Company Trend Analysis - Heineken Goes Local To Target Weak Consumer - MAR 2018
BMI View: Heineken is expanding its presence in the SSA region through its latest investment in building a brewery in Mozambique that will be operational in 2019. Mozambique scores poorly in our Risk/Reward Index for the potential of the beer industry, with a weak consumer profile unable to spend strongly on a per capita basis. However, its strong logistics development is attractive for Heineken as it looks to source ingredients locally to target this relatively low income consumer.
Heineken, one of the world's largest brewers has invested USD100mn for the construction of its first brewery in Mozambique. Located in the Maputo province, it will have a capacity of 800,000 hectoliters and will begin production in the first half of 2019. Heineken, which brews Amstel and Sagres, started off in the country with a sales and marketing office through which it imported its beers into the country.
The deepening investment into Africa follows the company's strong performance in the Africa, Middle East and Eastern Europe region, driving Heineken to expand its presence through a new brewery in Mozambique. According to the Q317 results (ending September 2017), Heineken witnessed organic growth of 8.8% y-o-y in Africa, Middle East and Eastern Europe, behind only Asia Pacific. Heineken's Africa, Middle East and Eastern Europe division accounts for 15% of total revenues for the company.
|Heineken Performs Strongly In Africa|
|Consolidated Beer Volume Sales In Q317, %y-o-y|
|Source: Heinken Company Filings, BMI|
Heineken already has divisions in Nigeria, Ethiopia and the Democratic Republic of Congo (DRC). In April 2017, the company opened a new brewery in the Ivory Coast with an investment of USD178mn. As such, Heineken's investment in Mozambique is a continuation of its investment in the region for beer to produced and sold domestically.
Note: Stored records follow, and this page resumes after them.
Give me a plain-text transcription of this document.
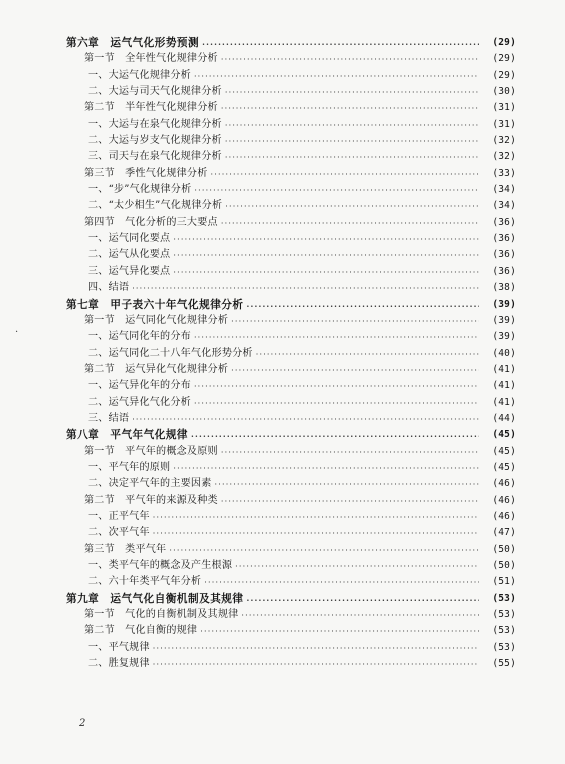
·
第六章　运气气化形势预测 ·····	(29)
第一节　全年性气化规律分析 ·····	(29)
一、大运气化规律分析 ·····	(29)
二、大运与司天气化规律分析 ·····	(30)
第二节　半年性气化规律分析 ·····	(31)
一、大运与在泉气化规律分析 ·····	(31)
二、大运与岁支气化规律分析 ·····	(32)
三、司天与在泉气化规律分析 ·····	(32)
第三节　季性气化规律分析 ·····	(33)
一、“步”气化规律分析 ·····	(34)
二、“太少相生”气化规律分析 ·····	(34)
第四节　气化分析的三大要点 ·····	(36)
一、运气同化要点 ·····	(36)
二、运气从化要点 ·····	(36)
三、运气异化要点 ·····	(36)
四、结语 ·····	(38)
第七章　甲子表六十年气化规律分析 ·····	(39)
第一节　运气同化气化规律分析 ·····	(39)
一、运气同化年的分布 ·····	(39)
二、运气同化二十八年气化形势分析 ·····	(40)
第二节　运气异化气化规律分析 ·····	(41)
一、运气异化年的分布 ·····	(41)
二、运气异化气化分析 ·····	(41)
三、结语 ·····	(44)
第八章　平气年气化规律 ·····	(45)
第一节　平气年的概念及原则 ·····	(45)
一、平气年的原则 ·····	(45)
二、决定平气年的主要因素 ·····	(46)
第二节　平气年的来源及种类 ·····	(46)
一、正平气年 ·····	(46)
二、次平气年 ·····	(47)
第三节　类平气年 ·····	(50)
一、类平气年的概念及产生根源 ·····	(50)
二、六十年类平气年分析 ·····	(51)
第九章　运气气化自衡机制及其规律 ·····	(53)
第一节　气化的自衡机制及其规律 ·····	(53)
第二节　气化自衡的规律 ·····	(53)
一、平气规律 ·····	(53)
二、胜复规律 ·····	(55)
2
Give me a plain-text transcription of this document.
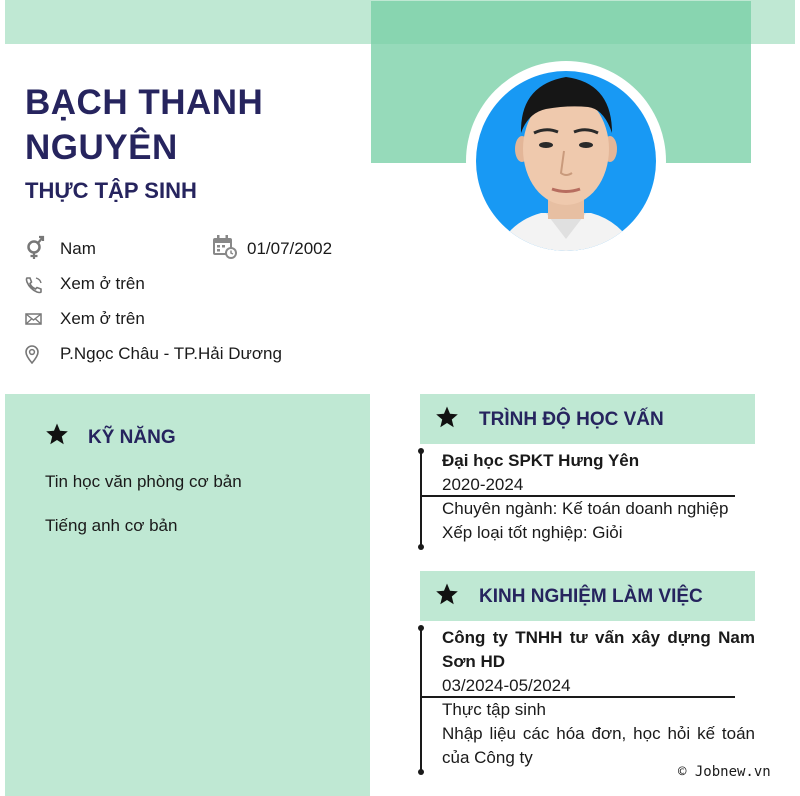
BẠCH THANH
NGUYÊN
THỰC TẬP SINH
Nam	01/07/2002
Xem ở trên
Xem ở trên
P.Ngọc Châu - TP.Hải Dương
KỸ NĂNG
Tin học văn phòng cơ bản
Tiếng anh cơ bản
TRÌNH ĐỘ HỌC VẤN
Đại học SPKT Hưng Yên
2020-2024
Chuyên ngành: Kế toán doanh nghiệp
Xếp loại tốt nghiệp: Giỏi
KINH NGHIỆM LÀM VIỆC
Công ty TNHH tư vấn xây dựng Nam Sơn HD
03/2024-05/2024
Thực tập sinh
Nhập liệu các hóa đơn, học hỏi kế toán của Công ty
© Jobnew.vn
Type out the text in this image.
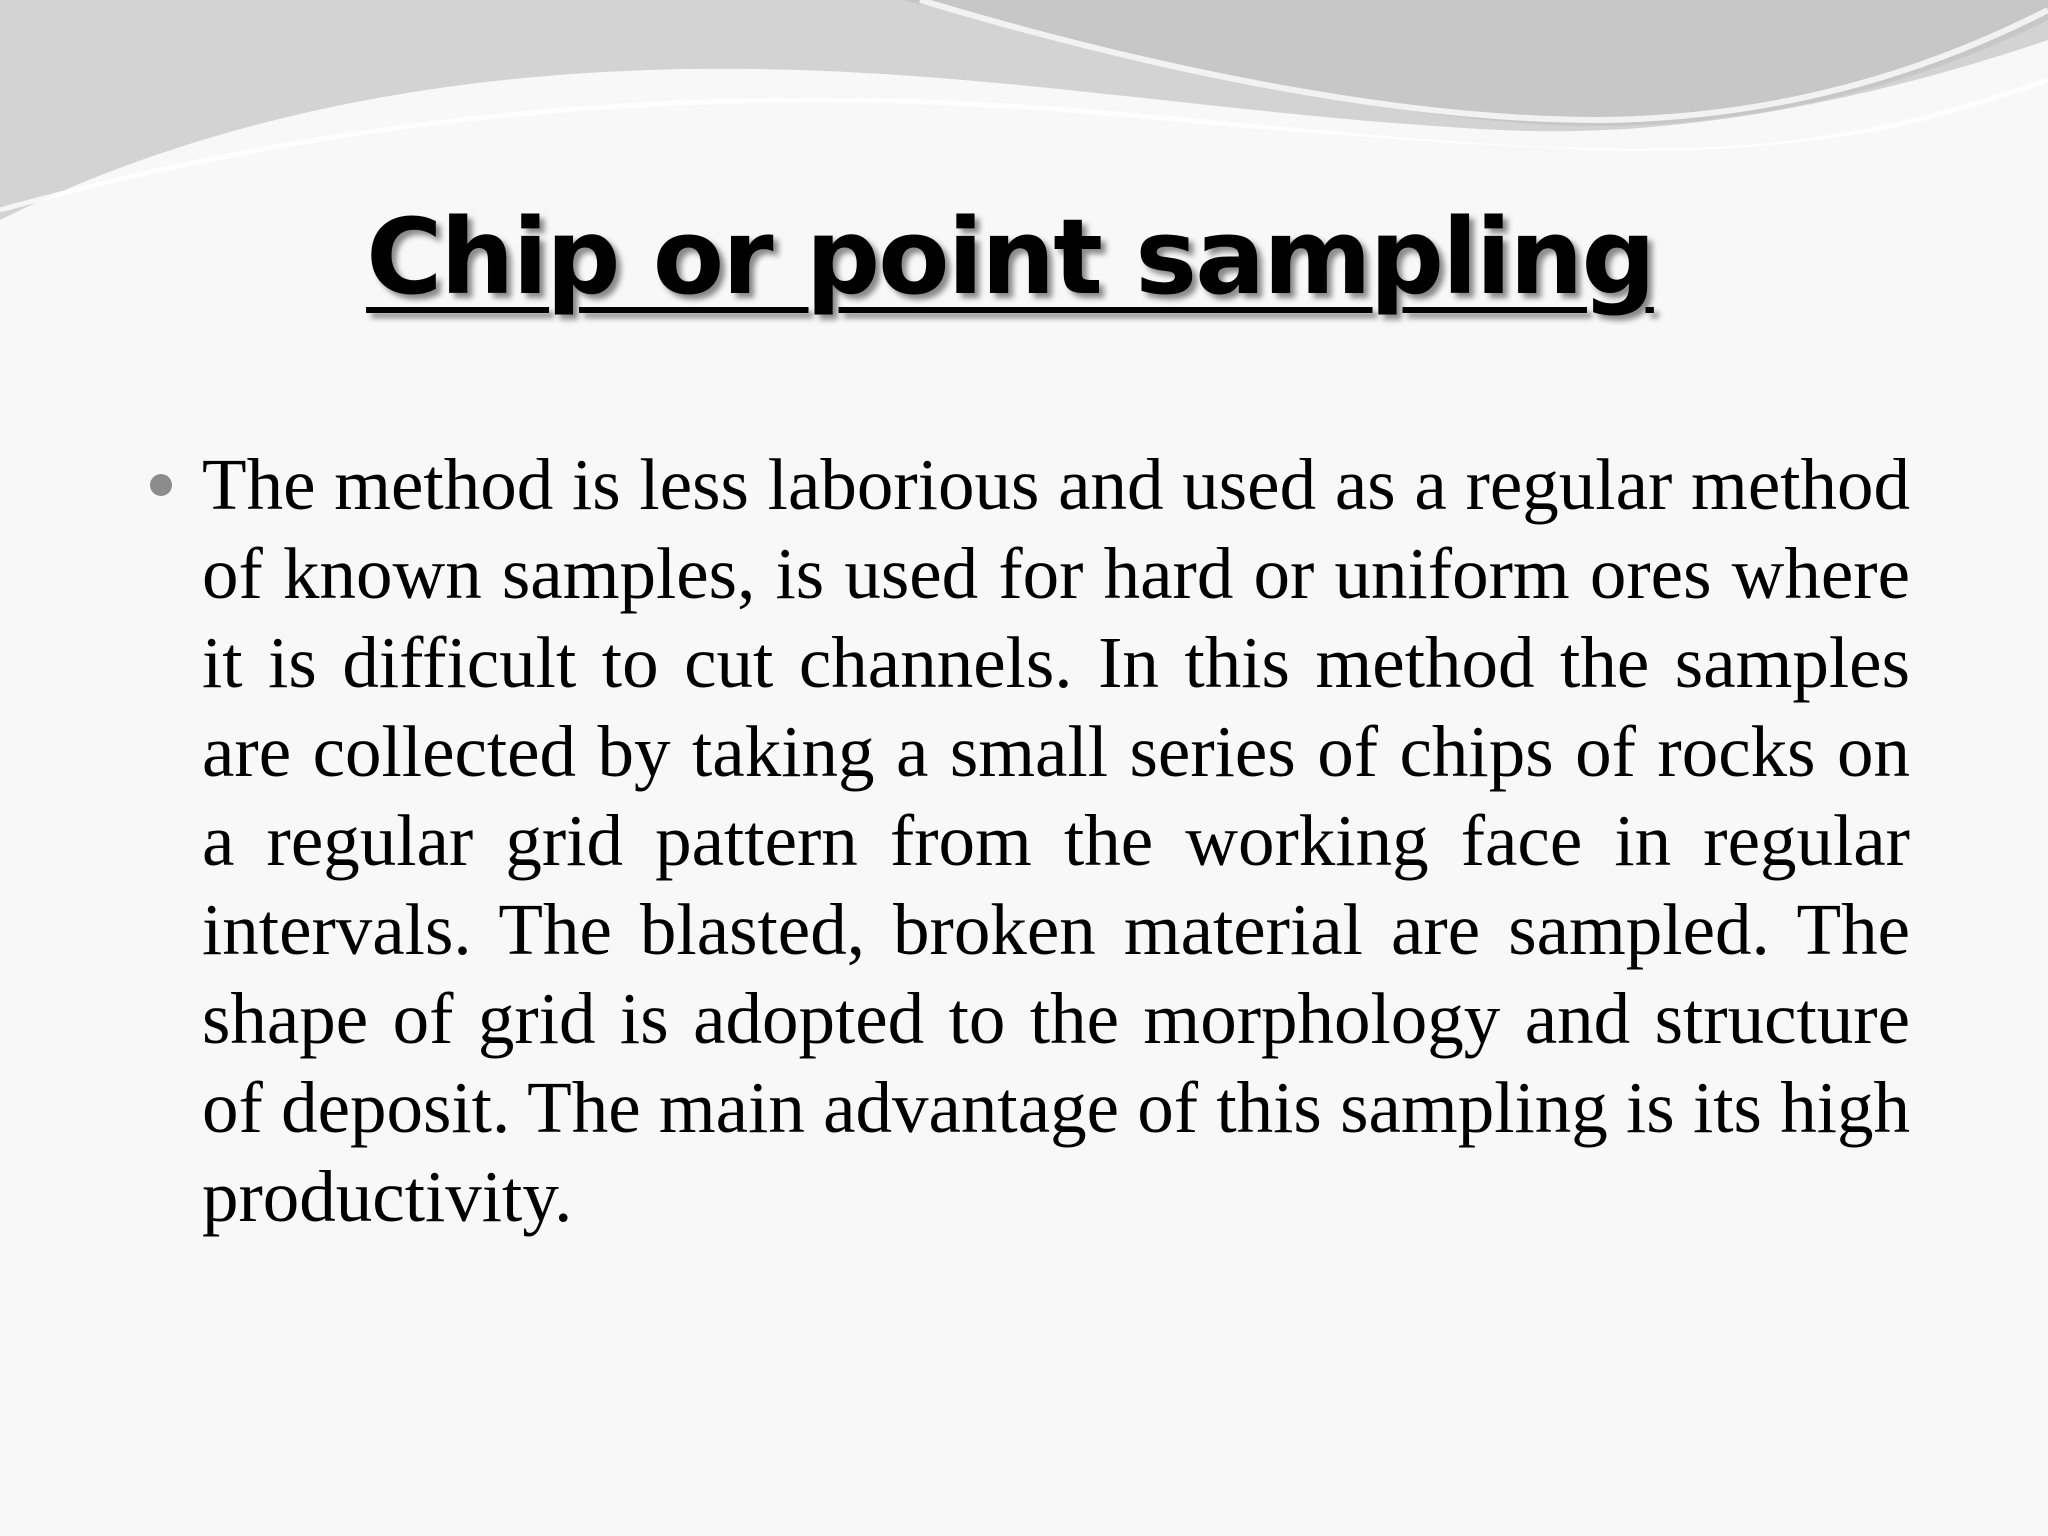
Chip or point sampling

The method is less laborious and used as a regular method of known samples, is used for hard or uniform ores where it is difficult to cut channels. In this method the samples are collected by taking a small series of chips of rocks on a regular grid pattern from the working face in regular intervals. The blasted, broken material are sampled. The shape of grid is adopted to the morphology and structure of deposit. The main advantage of this sampling is its high productivity.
Mozambique ranks poorly in our Alcoholic Drinks Risk and Reward Index for Sub-Saharan Africa, placing 14 th out of 15 countries (see ' SSA Alcoholic Drinks: Fast-Growing Markets Undermined By High Risks, October 18, 2017), with low rewards and high risks for companies operating in the country. Although Mozambique is forecast to see growth rates of beer consumption of an average 4.6% per annum, other countries where Heineken is also operating in such as Nigeria boast a much stronger growth rate of 7.1% per annum over 2017 and 2021. Total beer consumption will reach 308mn litres in 2021 in Mozambique, up from 258mn litres in 2017 but again, this represents a smaller market size than other SSA markets. Furthermore, Mozambique has the smallest middle-class (disposable income of USD10,000-25,000) in the region with just 33,300 households falling in this segment in 2021, compared to 2.16mn households in Nigeria. This is a smaller target population for Heineken in Mozambique compared to other countries.
|Comparatively Tepid Beer Outlook For Mozambique|
|Beer, litres mn, %y-o-y|
|e/f= BMI estimate/ forecast. Source: BMI Research/WHO|
As such, Heineken's decision to invest in Mozambique goes hand-in-hand with the company's aim to source 60% of its raw materials in Africa by 2020. By sourcing its raw materials from the country it is operating in, Heineken's products become much cheaper and can cater to the large low-income population in the country. The low-income segment forms the majority of the households in Mozambique with almost 98% of households having a disposable income of less than USD5,000. Heineken can also avoid paying the high taxes to import beers from overseas to meet the demand for domestic consumption. By using ingredients indigenous to the local population, it can target a mass market with familiar tastes, with cheaper final products.
While we hold a fairly cautious view on the potential of the beer industry, Mozambique scores higher than its regional peers in our Operational Risk Index for logistics and trade and investment risk, making it a stable choice for setting up a brewery in. Mozambique's score of 37.8 and 41.9 for logistics risk and trade and investment risk respectively (100= Lowest Risk; 0= highest risk) is ahead of countries like Ethiopia which has a score of 35.5 and 31.2 respectively. This makes Mozambique more attractive from an operational risk standpoint compared to more attractive consumer markets like Ethiopia.